Grondverzet

Om verspreiding van verontreinigde bodem in de hand te houden, en om de ontvanger en vervoerder van bodem te beschermen, alsook de aannemers zelf, zijn er in 2004 nieuwe spelregels gekomen voor het zogenaamde grondverzet.

Kort wil dit zeggen dat de kwaliteit van de bodem gekend is van voor het uitgraven, tijdens het vervoer, tot bij het hergebruik van de uitgegraven bodem. Op elk moment van dit proces kan er dus getraceerd worden van waar de bodem komt, en waarvoor die gebruikt zal worden.  Bodem die verontreinigd is, moet eerst gereinigd worden of afgevoerd indien reiniging niet mogelijk is.

De regels zelf zijn iets omslachtiger, onderverdeeld in de drie stappen van het grondverzet: herkomst, transport en bestemming. Bovendien wordt er een onderscheid gemaakt tussen verdachte en niet-verdachte grond (waar bodembedreigende activiteiten hebben plaatsgevonden is de grond verdacht) en wordt er bekeken of de grond wordt hergebruikt binnen dezelfde kadastrale werkzone.

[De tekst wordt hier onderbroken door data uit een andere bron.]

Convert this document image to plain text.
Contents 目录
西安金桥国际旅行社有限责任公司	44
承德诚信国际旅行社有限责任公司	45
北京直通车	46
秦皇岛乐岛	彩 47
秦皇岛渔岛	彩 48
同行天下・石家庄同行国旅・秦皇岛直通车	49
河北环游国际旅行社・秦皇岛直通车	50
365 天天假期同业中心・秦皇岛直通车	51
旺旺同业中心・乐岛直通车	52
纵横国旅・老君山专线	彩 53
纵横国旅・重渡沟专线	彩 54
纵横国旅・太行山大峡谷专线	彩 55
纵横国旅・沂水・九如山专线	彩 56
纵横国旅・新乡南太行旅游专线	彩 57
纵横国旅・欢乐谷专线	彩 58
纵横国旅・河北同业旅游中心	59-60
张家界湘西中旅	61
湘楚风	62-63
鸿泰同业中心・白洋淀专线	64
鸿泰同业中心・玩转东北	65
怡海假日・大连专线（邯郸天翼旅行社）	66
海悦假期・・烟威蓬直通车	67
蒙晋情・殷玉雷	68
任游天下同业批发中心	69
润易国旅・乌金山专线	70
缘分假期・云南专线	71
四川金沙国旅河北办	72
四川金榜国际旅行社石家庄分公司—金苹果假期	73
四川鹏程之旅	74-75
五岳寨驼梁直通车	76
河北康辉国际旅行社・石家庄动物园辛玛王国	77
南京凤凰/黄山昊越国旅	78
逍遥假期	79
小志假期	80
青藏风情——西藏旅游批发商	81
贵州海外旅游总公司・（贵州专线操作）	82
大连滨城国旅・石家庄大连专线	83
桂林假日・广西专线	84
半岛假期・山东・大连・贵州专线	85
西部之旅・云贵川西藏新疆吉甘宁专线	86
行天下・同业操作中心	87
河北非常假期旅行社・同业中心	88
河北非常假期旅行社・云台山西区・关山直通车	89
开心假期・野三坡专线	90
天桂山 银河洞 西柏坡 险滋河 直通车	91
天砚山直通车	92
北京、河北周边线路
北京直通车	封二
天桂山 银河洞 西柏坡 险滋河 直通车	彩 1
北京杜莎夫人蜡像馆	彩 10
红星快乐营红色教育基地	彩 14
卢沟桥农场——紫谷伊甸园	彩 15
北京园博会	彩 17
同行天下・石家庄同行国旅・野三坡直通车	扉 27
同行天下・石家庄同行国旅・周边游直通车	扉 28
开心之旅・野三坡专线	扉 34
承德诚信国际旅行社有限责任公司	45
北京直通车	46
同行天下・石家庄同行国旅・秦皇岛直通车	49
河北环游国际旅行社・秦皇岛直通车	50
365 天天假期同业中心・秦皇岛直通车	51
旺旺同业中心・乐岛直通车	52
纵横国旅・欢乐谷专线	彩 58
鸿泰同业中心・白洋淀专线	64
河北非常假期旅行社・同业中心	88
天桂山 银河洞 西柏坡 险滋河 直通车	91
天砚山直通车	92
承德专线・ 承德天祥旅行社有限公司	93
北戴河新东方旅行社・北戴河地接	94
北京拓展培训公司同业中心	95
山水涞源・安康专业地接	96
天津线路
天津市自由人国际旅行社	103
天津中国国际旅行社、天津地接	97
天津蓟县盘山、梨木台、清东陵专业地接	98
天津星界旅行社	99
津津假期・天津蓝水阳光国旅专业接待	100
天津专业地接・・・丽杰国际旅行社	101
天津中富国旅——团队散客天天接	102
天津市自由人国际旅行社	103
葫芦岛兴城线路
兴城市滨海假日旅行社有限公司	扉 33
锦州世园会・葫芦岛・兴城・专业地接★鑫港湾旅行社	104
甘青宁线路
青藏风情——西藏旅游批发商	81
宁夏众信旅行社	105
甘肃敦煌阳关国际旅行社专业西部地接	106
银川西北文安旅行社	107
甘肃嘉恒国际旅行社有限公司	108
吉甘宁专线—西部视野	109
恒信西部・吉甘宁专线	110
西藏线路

Wie verdachte grond uitgraaft, of wie sowieso meer dan 250 m³ grond uitgraaft, moet rekening houden met de volgende stappen:

  1. Als eerste stap moet er een technisch verslag worden opgemaakt van de herkomst. Hier bepaalt een bodemsaneringsdeskundige de kwaliteit van de bodem volgens een vastgelegde procedure. Deze gegevens worden in en technisch verslag gegoten. Op basis van deze kwaliteitsgegevens wordt er een bestemming gezocht voor de bodem. Eventueel kan bodem tijdelijk gestockeerd worden op een tussentijdse opslagplaats. Indien de bodem te sterk verontreinigd is, moet die langs een grondreinigingscentrum passeren, of onmiddellijk afgevoerd worden als afval.
  2. Als tweede stap wordt er gezorgd voor geregistreerde vervoersdocumenten. De eerder vernoemde traceerbaarheid is hier van groot belang.
  3. Als derde stap wordt er een bodembeheerrapport afgeleverd door een erkende bodembeheerorganisatie. Dit gebeurt op basis van de documenten uit stap 1 en 2. Eventueel is een studie van de ontvangende grond ook nog noodzakelijk; deze maakt dan ook deel uit van het bodembeheerrapport. Dit bodembeheerrapport geeft de garantie dat de uitgegraven bodem juridisch en milieuhygiënisch (kwalitatief dus) in orde is en gebruikt mag worden.
  4. Pas nadat het hele proces doorlopen is, kan de uitgegraven grond opnieuw gebruikt worden, als die tenminste aan de normen voldoet. Indien dit binnen de kadastrale werkzone gebeurt, is dit minder streng gereglementeerd (om te vermijden dat bij de aanleg van nutsleidingen bodembeheerrapporten moeten gemaakt worden, terwijl de bodem toch opnieuw in dezelfde sleuf verdwijnt nadat de kabel erin gelegd is).
  5. Indien de grond verontreinigd is, moet die naar een grondreinigingscentrum, en als die niet meer reinigbaar is, kan de grond enkel nog gestort worden als afval.